Brennan parked in his garage and took the box inside.
He fixed a meager dinner and ate while trying to watch television, but the inanities on the screen bored him. He had a small video library that he kept locked in his bedroom safe, but those films were not the sort of thing one watched while eating.
After dinner, he showered. He shaved, looking at his form in the steamed mirrors, appreciating the shape of his jaw, his eyes, his muscle, bone, and sinew. He could easily imagine them distorted, mutilated by the work of a team of artists over a span of hours. He’d spent thousands of hours in the makeup chair, transforming into the creature that had once graced toys, lunchboxes, comic book covers, and T-shirts all over the world.
Now he saw a man. An aging, slowly decaying man.
Nothing special.
He slipped on his robe and opted to leave Praggart’s strange box of nonsense for the morning.
And when he climbed into his bed and closed his eyes, Brennan dreamed.

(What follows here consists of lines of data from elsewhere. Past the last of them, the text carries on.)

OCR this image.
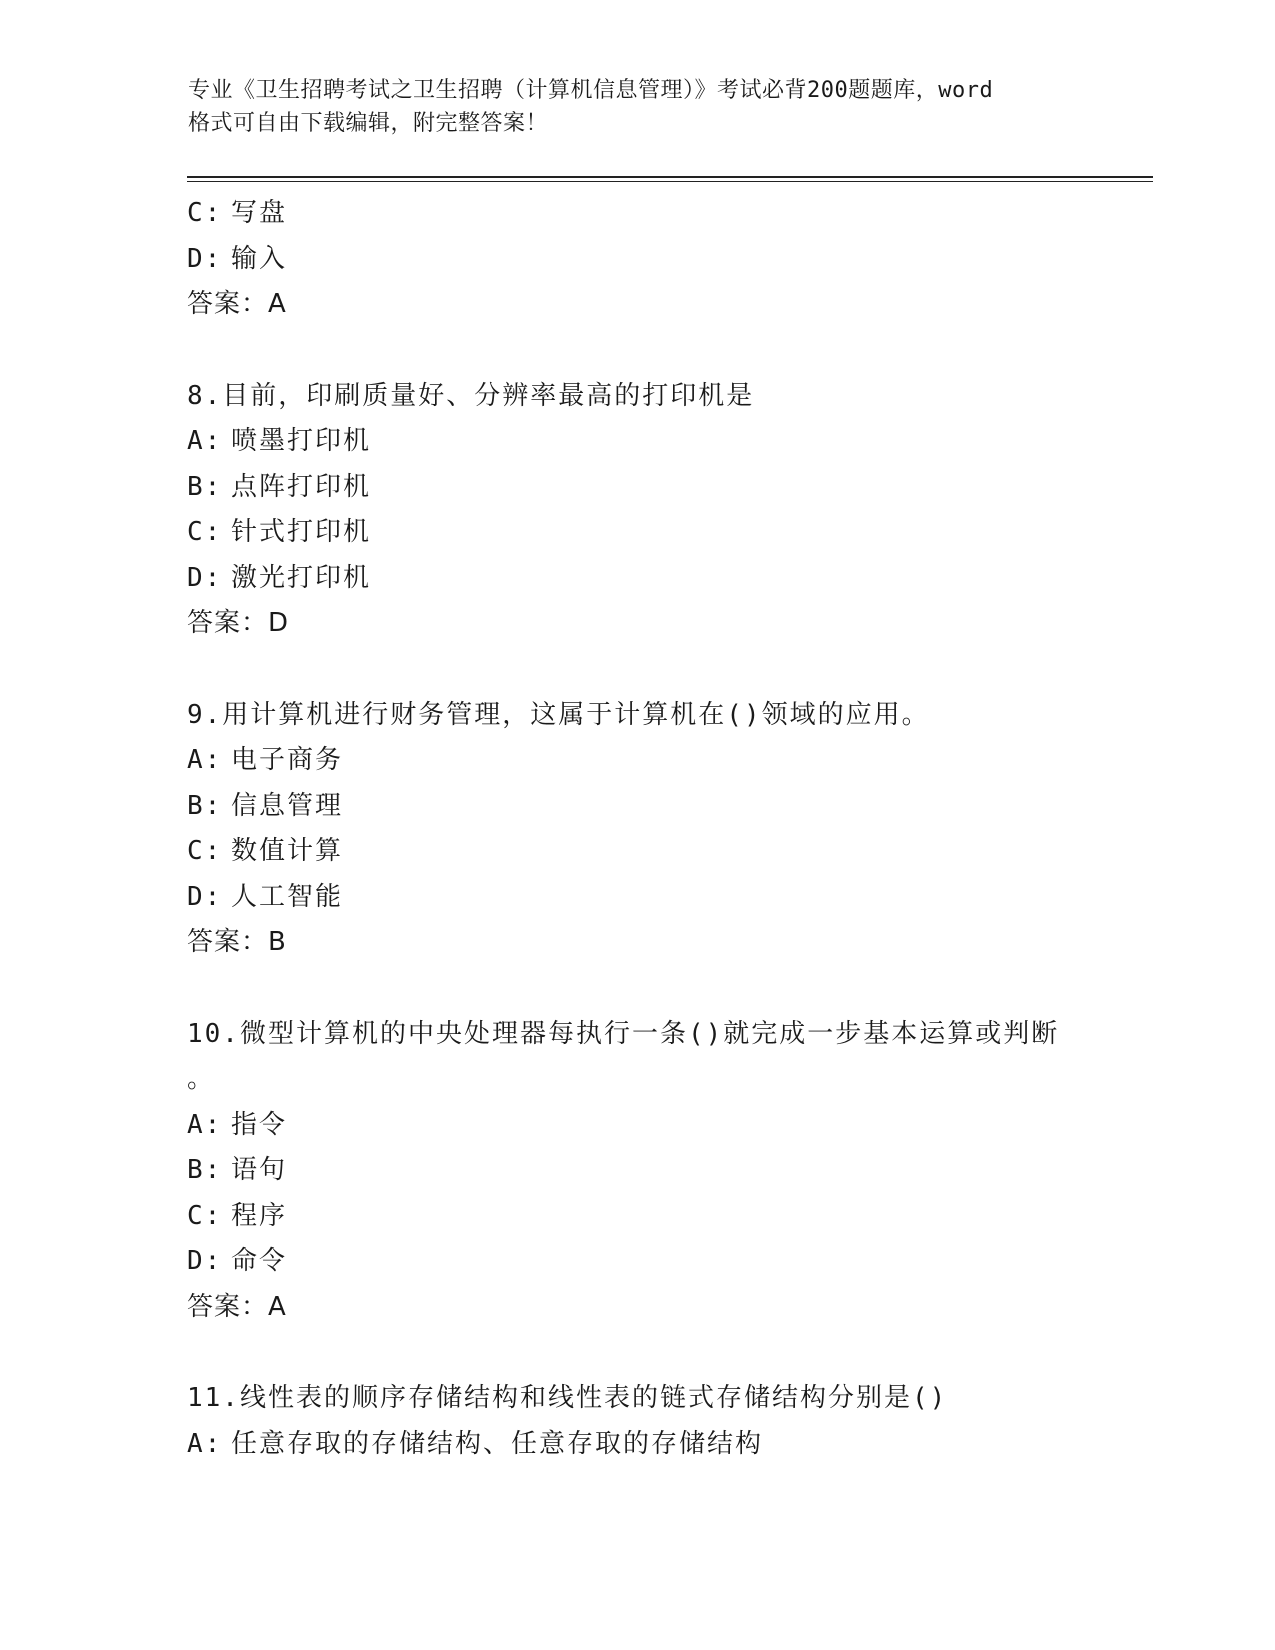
专业《卫生招聘考试之卫生招聘（计算机信息管理）》考试必背200题题库，word
格式可自由下载编辑，附完整答案！
C: 写盘
D: 输入
答案：A
8.目前，印刷质量好、分辨率最高的打印机是
A: 喷墨打印机
B: 点阵打印机
C: 针式打印机
D: 激光打印机
答案：D
9.用计算机进行财务管理，这属于计算机在()领域的应用。
A: 电子商务
B: 信息管理
C: 数值计算
D: 人工智能
答案：B
10.微型计算机的中央处理器每执行一条()就完成一步基本运算或判断
。
A: 指令
B: 语句
C: 程序
D: 命令
答案：A
11.线性表的顺序存储结构和线性表的链式存储结构分别是()
A: 任意存取的存储结构、任意存取的存储结构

Slick, red walls breathing. A hungry, painted mouth, lips parting, teeth shining. Stumbling in a darkness filled with wicked, barbed things that slid into his skin and refused to let go. Procell’s exhibitionist tendencies on display in the middle of a costume ball, except that, as Brennan pushed past masked faces and painted smiles, he saw that the emaciated and nude body splayed and wildly attending to itself was headless. The body changed. He knew, in the way that dreamers know, that it wasn’t Procell anymore.